Another page with a similar problem is https://doctors.bjc.org/wlp2/bjc/doctors/search but this one apparently just doesn't have any content type header at all.
Comment 6 Karl Dubost 2023-05-16 05:44:10 PDT
Content-Type: text/html, text/html; charset=UTF-8

First of all, they should be contacted. 
Instead of a fallback, maybe it's possible to do a Quirk for this specific case. 
I just realized that Safari is receiving the same thing. 

This is a typical bug for https://webcompat.com/

Firefox is also receiving the same bogus Content-Type. So it's at least not based on User-Agent sniffing.

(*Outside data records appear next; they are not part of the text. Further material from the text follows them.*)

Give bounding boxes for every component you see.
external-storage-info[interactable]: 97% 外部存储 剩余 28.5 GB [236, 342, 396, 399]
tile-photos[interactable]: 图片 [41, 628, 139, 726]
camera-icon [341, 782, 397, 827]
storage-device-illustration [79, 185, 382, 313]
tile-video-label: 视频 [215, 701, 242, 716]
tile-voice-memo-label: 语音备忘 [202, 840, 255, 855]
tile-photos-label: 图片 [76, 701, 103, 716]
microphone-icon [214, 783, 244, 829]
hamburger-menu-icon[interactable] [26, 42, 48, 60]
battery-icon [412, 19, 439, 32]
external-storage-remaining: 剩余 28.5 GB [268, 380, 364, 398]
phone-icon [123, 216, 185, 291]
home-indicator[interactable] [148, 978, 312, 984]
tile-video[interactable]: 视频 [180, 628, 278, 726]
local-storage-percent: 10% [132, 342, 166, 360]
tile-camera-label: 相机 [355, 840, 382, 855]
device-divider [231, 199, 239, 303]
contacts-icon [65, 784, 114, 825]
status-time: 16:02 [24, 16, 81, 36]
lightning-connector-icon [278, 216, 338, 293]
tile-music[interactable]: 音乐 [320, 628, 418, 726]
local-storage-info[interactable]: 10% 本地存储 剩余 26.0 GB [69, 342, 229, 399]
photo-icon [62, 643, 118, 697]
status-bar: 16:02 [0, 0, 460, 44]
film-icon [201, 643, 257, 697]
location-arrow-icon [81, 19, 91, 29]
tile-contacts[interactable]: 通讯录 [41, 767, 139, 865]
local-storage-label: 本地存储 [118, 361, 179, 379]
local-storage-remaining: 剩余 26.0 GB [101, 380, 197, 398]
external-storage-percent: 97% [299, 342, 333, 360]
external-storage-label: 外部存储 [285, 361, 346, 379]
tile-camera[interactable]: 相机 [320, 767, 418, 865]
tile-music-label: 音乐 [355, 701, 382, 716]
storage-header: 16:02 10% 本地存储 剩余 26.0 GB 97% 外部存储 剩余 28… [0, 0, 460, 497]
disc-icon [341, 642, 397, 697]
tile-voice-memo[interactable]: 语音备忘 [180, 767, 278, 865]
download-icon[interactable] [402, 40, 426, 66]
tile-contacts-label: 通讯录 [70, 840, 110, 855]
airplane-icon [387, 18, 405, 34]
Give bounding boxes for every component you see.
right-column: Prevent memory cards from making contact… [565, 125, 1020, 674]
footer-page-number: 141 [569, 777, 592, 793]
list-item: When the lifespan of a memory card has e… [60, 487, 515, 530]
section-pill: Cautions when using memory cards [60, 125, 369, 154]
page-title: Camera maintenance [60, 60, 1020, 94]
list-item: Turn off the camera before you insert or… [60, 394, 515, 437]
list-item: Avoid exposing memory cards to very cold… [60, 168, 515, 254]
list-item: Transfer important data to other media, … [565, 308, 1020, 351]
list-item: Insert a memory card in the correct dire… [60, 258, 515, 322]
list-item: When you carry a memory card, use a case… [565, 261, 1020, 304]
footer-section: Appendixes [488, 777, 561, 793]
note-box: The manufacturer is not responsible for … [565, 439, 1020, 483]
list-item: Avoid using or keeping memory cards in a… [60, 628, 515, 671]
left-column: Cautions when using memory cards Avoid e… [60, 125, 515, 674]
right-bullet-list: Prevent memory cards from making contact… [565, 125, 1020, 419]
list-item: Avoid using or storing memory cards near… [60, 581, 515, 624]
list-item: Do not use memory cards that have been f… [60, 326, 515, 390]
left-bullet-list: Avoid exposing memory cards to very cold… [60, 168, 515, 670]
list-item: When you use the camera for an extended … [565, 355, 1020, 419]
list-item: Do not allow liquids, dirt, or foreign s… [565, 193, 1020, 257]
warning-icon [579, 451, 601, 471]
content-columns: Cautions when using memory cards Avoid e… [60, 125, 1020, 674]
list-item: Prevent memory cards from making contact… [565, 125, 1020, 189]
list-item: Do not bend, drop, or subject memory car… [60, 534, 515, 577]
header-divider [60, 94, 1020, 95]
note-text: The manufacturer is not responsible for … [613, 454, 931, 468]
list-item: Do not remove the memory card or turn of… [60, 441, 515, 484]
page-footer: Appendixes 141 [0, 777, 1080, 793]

If the bug is opened on webcompat.com aka (https://github.com/webcompat/web-bugs/)
it will be easier to contact people on radiofrance
https://github.com/orgs/radiofrance/people

Let's try first on Mastodon. I will send a message.
Comment 7 Guilaume Ayoub 2023-05-16 05:53:18 PDT
(In reply to Karl Dubost from comment #6)
> Let's try first on Mastodon. I will send a message.

OK. Thanks!

> If the bug is opened on webcompat.com aka
> (https://github.com/webcompat/web-bugs/)
> it will be easier to contact people on radiofrance
> https://github.com/orgs/radiofrance/people

Can I do this now, or should we wait for an answer on Mastodon?
Comment 8 Karl Dubost 2023-05-16 05:56:09 PDT
First attempt
https://mastodon.cloud/@Karlcow/110378453711258132
Comment 9 Karl Dubost 2023-05-16 05:56:49 PDT
It can still be opened on webcompat.com And I can continue there to contact radiofrance.
Comment 10 Guilaume Ayoub 2023-05-16 06:03:57 PDT
(In reply to Karl Dubost from comment #9)
> It can still be opened on webcompat.com And I can continue there to contact
> radiofrance.

Reported here: https://github.com/webcompat/web-bugs/issues/122352
Comment 11 Youenn Piolet 2023-05-16 08:42:29 PDT
Salut Karl, salut Guillaume,

Thanks for the notification, the dev teams have been made aware and we can reproduce.
I'm on holiday but I think a fix is on it's way :)

Cheers,
Comment 12 Youenn Piolet 2023-05-16 09:10:31 PDT
I should be fixed now :)
Thanks again for the notification
Comment 13 Michael Catanzaro 2023-05-16 10:08:09 PDT
Thanks Youenn!

I'd like to keep this bug open though, since to be web compatible we'll need to figure out what to do about other pages with this problem. I've retitled the bug to reflect that Radio France is no longer broken.